De l’avis de l’artiste ivoirien, la classe politique ivoirienne doit éviter l’escalade verbale afin d’amorcer une bonne fois pour toute le chemin de la réconciliation nationale. Toutefois, si pour Alpha Blondy, le pardon doit être accordé à tous, selon le docteur Yao Séraphin, les responsabilités méritent d’être situées avant.

 « La réconciliation nationale concerne tous les ivoiriens. Quand je dis tous les ivoiriens, c’est y compris vous et moi, Ouattara et les autres leaders. Partant de ce constat, il est important que chaque ivoirien demande pardon à son frère. C’est une obligation et c’est un fait qui s’impose à tous car la Côte d’Ivoire continuera d’exister après vous et moi. Ainsi donc, je trouve normal qu’on aille demander pardon à Bédié et à Gbagbo, car ce sont eux les premières victimes de la rébellion de 2002. Guillaume Soro l’a même dit, cette rébellion a servi à Ouattara, et non au deux premiers cités. Dans ce cas, ce n’est pas au Président de la République qu’il faut demander pardon mais plutôt à Bédié et Gbagbo qui ont subi la rébellion. Et c’est là que je ne partage pas vraiment la réaction de la méga star Alpha Blondy » a réagi depuis un pays voisin, le Docteur Yao Séraphin, Enseignant-chercheur en Sciences économiques à l’Université Alassane Ouattara de Bouaké, avant de faire des propositions pour une réconciliation vraie et sincère en Côte d’Ivoire.

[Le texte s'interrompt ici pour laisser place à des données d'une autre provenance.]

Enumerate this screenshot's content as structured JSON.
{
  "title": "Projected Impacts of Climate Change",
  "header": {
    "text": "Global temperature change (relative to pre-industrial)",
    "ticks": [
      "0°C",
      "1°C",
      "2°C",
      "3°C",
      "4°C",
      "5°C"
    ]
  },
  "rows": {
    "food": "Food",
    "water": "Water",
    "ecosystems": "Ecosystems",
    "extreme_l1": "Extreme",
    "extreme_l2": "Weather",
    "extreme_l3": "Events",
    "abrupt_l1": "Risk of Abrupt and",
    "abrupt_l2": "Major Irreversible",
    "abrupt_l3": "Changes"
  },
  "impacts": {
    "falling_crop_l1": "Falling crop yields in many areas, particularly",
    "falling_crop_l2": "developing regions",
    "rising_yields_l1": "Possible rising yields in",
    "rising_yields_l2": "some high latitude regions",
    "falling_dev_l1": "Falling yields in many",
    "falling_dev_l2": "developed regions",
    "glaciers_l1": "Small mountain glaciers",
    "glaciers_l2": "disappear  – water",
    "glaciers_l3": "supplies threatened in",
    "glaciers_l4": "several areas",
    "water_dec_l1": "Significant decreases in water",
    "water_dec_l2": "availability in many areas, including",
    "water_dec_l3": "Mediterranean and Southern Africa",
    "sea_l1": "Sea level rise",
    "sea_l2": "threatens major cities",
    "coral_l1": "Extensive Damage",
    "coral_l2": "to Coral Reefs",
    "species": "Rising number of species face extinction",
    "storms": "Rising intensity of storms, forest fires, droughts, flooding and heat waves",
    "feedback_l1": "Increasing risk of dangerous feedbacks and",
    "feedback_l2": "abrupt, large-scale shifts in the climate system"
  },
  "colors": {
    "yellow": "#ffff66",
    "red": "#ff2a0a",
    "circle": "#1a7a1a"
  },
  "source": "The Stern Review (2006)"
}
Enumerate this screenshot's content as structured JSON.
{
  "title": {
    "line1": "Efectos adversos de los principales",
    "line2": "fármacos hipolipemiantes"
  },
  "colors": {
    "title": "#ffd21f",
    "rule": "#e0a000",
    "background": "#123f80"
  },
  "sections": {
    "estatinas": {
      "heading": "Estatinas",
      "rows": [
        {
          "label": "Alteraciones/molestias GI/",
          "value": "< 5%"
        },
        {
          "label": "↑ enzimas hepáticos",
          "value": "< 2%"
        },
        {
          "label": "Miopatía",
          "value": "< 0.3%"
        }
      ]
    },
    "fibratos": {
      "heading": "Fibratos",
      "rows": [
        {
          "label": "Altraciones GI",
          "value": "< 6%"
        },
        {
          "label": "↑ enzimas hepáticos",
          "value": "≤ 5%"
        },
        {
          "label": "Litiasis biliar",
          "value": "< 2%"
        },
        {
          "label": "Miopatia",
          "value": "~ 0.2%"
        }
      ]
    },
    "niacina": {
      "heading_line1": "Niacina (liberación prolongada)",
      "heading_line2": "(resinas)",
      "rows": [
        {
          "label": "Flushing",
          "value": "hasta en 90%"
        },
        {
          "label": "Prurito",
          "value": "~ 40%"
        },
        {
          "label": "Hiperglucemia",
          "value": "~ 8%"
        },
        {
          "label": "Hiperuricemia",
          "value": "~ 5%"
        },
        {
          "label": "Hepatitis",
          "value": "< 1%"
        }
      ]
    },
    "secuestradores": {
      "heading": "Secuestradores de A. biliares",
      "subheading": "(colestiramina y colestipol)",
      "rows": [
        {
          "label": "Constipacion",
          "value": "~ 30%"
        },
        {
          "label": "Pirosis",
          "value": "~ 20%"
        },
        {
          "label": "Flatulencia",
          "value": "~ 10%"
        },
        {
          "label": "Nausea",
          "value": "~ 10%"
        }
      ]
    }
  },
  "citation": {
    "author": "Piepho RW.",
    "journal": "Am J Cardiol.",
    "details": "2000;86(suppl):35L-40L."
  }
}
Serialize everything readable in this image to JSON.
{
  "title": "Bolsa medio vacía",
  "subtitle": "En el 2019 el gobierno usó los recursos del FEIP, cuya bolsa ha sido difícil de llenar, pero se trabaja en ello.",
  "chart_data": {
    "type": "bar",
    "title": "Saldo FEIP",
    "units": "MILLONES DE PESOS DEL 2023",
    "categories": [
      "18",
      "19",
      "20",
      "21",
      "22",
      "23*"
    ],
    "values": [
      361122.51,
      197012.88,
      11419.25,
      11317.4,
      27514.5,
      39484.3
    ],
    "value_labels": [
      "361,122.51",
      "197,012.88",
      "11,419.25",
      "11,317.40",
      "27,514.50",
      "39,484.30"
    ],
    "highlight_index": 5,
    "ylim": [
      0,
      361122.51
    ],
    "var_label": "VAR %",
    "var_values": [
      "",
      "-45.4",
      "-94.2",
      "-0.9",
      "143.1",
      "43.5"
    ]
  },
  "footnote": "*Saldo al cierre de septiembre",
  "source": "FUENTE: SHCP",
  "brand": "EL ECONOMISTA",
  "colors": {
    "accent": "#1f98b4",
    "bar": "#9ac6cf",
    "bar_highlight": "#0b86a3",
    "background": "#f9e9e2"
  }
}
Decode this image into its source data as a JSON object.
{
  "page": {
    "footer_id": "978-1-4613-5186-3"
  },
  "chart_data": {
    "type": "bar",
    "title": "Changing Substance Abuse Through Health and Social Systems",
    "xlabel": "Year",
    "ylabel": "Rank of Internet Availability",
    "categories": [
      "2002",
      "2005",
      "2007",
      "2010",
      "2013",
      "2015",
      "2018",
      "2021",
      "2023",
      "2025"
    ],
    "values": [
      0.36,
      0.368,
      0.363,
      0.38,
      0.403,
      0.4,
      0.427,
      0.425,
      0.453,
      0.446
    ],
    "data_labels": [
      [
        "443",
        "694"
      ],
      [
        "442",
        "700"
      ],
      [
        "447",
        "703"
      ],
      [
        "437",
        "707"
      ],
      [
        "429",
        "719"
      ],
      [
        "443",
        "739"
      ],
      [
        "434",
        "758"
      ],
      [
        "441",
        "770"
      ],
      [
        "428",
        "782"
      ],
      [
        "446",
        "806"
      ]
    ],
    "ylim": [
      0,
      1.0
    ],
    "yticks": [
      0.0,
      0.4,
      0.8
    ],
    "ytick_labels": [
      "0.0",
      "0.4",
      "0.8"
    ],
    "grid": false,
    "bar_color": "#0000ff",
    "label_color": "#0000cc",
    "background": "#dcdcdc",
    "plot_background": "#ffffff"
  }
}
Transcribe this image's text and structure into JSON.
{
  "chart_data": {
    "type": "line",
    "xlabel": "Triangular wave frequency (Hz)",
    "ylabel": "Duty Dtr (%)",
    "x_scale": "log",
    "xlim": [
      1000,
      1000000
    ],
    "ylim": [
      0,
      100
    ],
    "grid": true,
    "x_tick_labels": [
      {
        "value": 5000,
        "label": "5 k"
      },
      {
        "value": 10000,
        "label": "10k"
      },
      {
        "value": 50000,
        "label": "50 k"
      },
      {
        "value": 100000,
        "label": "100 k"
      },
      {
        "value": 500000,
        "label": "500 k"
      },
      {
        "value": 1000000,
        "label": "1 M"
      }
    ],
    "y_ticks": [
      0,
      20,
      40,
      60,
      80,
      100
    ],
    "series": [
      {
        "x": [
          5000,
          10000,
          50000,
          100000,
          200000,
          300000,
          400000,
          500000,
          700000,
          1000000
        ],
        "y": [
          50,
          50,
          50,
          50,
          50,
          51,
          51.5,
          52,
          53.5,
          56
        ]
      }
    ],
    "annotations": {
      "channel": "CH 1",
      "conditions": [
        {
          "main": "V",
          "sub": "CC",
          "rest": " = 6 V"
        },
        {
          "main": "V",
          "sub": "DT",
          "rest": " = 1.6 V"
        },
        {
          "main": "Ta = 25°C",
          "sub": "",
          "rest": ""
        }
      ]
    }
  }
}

« Je pourrais comprendre les propos d’Alpha Blondy, si je prends en compte les raisons qui ont emmené la rébellion. Ouattara a surement essuyé des frustrations. Ce qui l’aurait poussé à agir comme il l’a fait. Cependant pour moi, pour guérir la Côte d’Ivoire, il faut remonter au coup d’Etat de 1999. Trouvons les personnes qui sont à la base de ce coup de force, trouvons aussi celles qui ont financé la rébellion de 2002 et vous verrez que les ivoiriens pourront se regarder droit dans les yeux et se pardonner, comme ce fut le cas en Afrique du Sud après l’Apartheid. Je vous assure que si nous avons des réponses claires à ces différentes questions, nous pouvons nous réconcilier en toute franchise car comme le disait l’ancien procureur de la CPI, Louis Moreno Ocampo, aucun étudiant ne possède assez d’argent pour acheter des kalachnikovs et former une rébellion parlant de Guillaume Soro », a-t-il ajouté.

La réconciliation nationale est donc toujours d’actualité en Côte d’Ivoire. Mais aucune recette proposée jusque-là, n’a permis de la rendre effective.